The beginning of the end to mis-selling claims?
Mis-selling of interest rate products to unsophisticated customers has been the subject of intense regulatory scrutiny, with the banks paying out over £1.5bn to around 10,000 customers in the course of the Financial Conduct Authority's Interest Rate Hedging Product Review which began in May 2013.
Court challenges, however, have generally been less successful.
The recent decision of Crestsign Ltd v Natwest and RBS[i] is the latest of a series of cases relating to mis-selling of finanical products and provides an extreme example of how banks have been able to escape liability, notwithstanding findings of negligence and unreasonable disclaimers. For the full details of the case please click here.

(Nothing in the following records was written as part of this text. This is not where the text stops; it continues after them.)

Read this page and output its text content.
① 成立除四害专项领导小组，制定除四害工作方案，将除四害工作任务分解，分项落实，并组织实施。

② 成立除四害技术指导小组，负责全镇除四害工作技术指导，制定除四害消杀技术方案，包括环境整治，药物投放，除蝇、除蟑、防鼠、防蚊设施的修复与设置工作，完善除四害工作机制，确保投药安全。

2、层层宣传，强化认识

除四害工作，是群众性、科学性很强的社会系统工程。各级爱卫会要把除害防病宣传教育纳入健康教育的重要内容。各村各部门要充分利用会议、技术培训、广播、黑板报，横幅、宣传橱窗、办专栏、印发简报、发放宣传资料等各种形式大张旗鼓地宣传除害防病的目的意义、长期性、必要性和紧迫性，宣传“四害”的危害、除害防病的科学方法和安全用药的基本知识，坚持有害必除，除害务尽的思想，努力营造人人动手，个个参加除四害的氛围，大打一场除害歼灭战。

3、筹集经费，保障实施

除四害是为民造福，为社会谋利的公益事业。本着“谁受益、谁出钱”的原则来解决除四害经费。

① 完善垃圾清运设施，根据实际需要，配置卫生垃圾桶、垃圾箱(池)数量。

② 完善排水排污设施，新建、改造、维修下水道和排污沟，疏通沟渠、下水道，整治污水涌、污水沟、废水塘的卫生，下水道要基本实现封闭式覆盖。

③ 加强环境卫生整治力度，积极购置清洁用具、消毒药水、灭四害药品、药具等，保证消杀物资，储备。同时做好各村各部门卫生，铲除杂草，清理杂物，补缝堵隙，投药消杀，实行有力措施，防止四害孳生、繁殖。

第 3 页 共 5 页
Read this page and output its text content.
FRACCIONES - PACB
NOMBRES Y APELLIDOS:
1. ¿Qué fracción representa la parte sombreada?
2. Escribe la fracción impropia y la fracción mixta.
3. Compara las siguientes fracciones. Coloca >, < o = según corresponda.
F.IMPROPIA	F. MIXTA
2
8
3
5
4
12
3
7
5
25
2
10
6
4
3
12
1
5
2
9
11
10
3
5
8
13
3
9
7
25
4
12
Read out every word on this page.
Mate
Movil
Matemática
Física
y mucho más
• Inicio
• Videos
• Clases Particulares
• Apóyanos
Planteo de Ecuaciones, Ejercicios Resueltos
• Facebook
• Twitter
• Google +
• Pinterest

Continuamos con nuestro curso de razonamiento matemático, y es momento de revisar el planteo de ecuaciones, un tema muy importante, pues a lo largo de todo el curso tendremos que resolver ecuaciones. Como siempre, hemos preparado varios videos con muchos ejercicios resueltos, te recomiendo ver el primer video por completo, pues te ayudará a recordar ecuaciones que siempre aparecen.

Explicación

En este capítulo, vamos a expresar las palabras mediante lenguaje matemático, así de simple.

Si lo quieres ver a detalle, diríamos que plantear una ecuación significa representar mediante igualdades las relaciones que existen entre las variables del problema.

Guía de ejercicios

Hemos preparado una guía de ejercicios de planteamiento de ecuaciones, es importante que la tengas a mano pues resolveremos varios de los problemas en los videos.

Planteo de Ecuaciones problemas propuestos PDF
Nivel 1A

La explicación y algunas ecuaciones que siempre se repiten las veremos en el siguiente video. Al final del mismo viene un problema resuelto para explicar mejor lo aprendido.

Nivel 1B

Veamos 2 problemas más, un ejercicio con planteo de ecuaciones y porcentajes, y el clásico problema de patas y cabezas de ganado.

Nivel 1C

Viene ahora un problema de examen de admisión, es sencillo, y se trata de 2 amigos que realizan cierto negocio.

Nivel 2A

The question of whether a disclaimer properly describes the future relationship between the parties (ie a basis clause not subject to UCTA) or whether it "rewrites history or parts company with reality" (an exclusion clause subject to UCTA) has generated much judicial commentary since the well known decision in JP Morgan Chase Bank v Springwell Navigation Corporation. The court in Crestsign readily acknowledged that the distinction between an exclusion clause and a basis clause will often involve drawing a fine line, which depends on the wording and context. Nevertheless, even though the judge clearly sympathised with Crestsign, he was unable to find in its favour and the case is consistent with a long line of unsuccessful cases against banks. Interestingly, however, outside the field of financial products, the courts have been more willing to find that disclaimers are exclusion clauses and not basis clauses. Given the scope for argument, it seems unlikely that Crestsign will be the last word on the subject.
[i] Crestsign Ltd v National Westminster Bank plc and Royal Bank of Scotland plc  EWHC 3043 (Ch).